JE NE SERAI PAS AU RENDEZ-VOUS

Article publié exclusivement sur Internet avec la Lettre n° 337
du 27 février 2012


JE NE SERAI PAS AU RENDEZ-VOUS de Ladislas Chollat et Patricia Haute-Pottier. Mise en scène Ladislas Chollat avec Roger Dumas, Aurore Auteuil, Nicolas Giraud, Clémentine Poidatz.
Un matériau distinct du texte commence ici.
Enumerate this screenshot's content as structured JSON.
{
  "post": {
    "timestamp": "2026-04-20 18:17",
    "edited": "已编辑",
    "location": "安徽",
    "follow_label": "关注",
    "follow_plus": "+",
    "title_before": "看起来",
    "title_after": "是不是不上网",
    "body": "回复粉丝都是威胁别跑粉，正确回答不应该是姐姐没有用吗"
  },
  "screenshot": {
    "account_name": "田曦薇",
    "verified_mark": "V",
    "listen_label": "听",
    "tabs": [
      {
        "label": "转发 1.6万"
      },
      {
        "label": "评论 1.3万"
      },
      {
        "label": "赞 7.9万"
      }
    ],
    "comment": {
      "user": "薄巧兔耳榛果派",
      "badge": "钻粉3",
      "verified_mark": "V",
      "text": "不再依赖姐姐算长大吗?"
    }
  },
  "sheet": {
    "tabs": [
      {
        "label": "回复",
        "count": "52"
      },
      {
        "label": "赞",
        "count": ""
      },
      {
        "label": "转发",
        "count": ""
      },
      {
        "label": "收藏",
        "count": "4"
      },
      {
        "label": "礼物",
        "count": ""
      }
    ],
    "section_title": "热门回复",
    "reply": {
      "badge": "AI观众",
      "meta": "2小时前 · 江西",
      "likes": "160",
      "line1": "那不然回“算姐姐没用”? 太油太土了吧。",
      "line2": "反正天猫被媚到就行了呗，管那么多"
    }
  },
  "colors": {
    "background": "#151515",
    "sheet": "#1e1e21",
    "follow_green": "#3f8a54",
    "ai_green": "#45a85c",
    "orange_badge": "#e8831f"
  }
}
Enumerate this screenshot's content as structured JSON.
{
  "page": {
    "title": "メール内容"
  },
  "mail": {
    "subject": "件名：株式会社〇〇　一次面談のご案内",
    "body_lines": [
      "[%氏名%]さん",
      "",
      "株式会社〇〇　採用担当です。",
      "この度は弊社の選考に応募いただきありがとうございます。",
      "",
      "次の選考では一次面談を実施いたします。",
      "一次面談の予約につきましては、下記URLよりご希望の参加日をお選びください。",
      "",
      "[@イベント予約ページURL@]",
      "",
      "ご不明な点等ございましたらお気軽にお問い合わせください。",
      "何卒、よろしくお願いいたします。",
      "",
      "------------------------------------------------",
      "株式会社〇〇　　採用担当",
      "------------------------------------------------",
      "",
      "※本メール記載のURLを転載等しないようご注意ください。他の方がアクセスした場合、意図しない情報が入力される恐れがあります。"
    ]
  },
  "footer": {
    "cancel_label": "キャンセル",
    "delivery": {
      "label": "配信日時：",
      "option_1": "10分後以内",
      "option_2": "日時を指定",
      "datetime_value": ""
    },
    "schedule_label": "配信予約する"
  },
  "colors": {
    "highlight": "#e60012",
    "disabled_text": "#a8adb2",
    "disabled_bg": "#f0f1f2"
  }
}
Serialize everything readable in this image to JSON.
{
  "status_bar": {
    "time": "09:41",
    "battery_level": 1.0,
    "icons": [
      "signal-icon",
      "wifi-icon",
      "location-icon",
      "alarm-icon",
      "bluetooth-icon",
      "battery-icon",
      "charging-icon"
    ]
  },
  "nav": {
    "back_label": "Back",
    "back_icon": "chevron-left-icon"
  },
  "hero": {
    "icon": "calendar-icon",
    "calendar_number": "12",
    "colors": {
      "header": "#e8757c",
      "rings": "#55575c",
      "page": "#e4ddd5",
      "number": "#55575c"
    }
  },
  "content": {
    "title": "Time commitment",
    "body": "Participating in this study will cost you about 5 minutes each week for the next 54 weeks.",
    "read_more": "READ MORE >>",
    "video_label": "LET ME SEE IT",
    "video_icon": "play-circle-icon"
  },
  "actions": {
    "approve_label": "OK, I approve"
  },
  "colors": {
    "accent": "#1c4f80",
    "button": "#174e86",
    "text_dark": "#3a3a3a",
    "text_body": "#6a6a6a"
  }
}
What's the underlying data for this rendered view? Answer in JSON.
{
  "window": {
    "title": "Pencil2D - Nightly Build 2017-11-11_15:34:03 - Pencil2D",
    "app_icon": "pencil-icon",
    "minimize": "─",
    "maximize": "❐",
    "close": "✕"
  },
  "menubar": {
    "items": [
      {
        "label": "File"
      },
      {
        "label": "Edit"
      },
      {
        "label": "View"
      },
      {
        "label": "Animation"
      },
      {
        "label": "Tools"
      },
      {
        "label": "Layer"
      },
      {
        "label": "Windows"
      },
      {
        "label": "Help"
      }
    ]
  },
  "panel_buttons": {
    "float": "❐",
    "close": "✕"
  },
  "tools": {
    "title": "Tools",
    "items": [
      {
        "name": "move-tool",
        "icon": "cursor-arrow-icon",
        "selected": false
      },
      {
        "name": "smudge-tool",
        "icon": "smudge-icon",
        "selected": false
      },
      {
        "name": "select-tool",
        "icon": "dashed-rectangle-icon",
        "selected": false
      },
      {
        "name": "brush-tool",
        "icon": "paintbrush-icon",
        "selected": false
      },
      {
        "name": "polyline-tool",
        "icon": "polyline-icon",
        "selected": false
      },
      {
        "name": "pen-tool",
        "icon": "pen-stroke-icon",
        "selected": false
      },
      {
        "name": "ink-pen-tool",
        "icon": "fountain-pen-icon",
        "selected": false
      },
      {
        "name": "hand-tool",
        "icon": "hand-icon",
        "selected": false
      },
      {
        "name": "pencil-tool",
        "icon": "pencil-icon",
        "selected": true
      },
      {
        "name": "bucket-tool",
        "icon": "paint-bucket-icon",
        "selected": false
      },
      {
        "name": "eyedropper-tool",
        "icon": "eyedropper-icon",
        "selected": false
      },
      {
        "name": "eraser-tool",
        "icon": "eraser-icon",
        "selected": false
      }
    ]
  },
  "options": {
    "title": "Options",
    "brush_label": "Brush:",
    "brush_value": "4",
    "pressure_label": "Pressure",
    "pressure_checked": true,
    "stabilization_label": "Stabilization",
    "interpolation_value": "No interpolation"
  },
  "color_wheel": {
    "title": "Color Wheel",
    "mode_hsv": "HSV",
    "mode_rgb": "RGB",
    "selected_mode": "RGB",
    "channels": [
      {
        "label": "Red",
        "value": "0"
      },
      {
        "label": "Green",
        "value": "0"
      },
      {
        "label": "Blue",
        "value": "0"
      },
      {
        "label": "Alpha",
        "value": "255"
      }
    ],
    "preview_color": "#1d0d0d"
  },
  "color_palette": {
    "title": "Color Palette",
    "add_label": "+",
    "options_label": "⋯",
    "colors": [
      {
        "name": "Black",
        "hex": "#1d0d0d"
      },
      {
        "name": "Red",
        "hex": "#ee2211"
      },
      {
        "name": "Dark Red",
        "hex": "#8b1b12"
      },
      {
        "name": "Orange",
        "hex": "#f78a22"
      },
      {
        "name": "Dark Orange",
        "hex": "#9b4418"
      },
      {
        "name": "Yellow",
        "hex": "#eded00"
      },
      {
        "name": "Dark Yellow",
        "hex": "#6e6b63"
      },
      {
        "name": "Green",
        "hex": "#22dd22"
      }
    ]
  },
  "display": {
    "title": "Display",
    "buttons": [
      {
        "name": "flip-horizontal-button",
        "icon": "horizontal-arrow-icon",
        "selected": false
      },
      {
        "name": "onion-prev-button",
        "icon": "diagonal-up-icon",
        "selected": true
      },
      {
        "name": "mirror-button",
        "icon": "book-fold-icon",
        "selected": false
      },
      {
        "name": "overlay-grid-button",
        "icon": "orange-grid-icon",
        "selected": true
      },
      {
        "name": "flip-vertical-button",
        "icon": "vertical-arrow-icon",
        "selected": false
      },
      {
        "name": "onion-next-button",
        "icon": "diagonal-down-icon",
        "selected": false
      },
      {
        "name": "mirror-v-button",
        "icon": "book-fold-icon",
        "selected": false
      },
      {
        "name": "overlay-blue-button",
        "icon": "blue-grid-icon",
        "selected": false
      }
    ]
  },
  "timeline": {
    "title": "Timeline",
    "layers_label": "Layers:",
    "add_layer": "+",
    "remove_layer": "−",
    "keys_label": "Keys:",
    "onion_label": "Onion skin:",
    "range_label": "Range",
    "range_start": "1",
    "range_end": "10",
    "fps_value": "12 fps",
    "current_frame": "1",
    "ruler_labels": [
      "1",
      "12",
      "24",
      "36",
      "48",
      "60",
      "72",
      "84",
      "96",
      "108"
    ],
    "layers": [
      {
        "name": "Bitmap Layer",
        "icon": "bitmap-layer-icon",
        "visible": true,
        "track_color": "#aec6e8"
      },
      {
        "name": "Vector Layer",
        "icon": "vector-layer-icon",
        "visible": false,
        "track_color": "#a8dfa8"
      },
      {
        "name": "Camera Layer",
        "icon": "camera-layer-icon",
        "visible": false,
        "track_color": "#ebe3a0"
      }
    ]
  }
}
Il est de ces enfants qui réussissent tout ce qu’ils entreprennent à la grande fierté de leurs parents mais au grand dam de leurs frères et sœurs. C’est le cas de Lukas. Scolarité, études supérieures, permis de conduire, il a tout réussi du premier coup et même avec un peu d’avance. Il achève d’écrire une thèse de trois cents pages sur Claude Poisson, son auteur vivant préféré qu’il enseigne et étudie. Il se dit peu précoce en amour mais, à seize ans, son cœur s’est porté sur Nora qui, douze ans plus tard, est la femme qu’il s’apprête à épouser. Nora, subjuguée par le tempérament et le talent de Lukas, n’en revient pas qu’il l’ait choisie. Avec lui, elle se sent « en vie ». La précocité est peut-être un atout pour mener à bien une carrière mais sûrement pas pour former un couple. Seize ans c’est trop tôt, quoique Lukas en dise, pour choisir la femme de sa vie et l'épouser douze ans plus tard. Pour l’amour, il faut du temps au temps. De fait, au moment de rejoindre Nora pour l’essayage de sa robe de mariée, Lukas s’angoisse tout à coup. Le destin qu’il s’apprête à vivre est-il celui qu’il souhaitait ? A bientôt vingt-huit ans, il ne veut plus être là où on l’attend, il a besoin de faire une pause à durée indéterminée. Lui toujours si présent et ponctuel, il décide d’être absent, de se mettre entre parenthèses. La déception de Nora est d’autant plus grande, sa peine plus profonde, que trois mois plus tard, Lukas transforme cette parenthèse en séparation. Elle qui s’était laissée conduire, se retrouve seule pour faire face à sa vie.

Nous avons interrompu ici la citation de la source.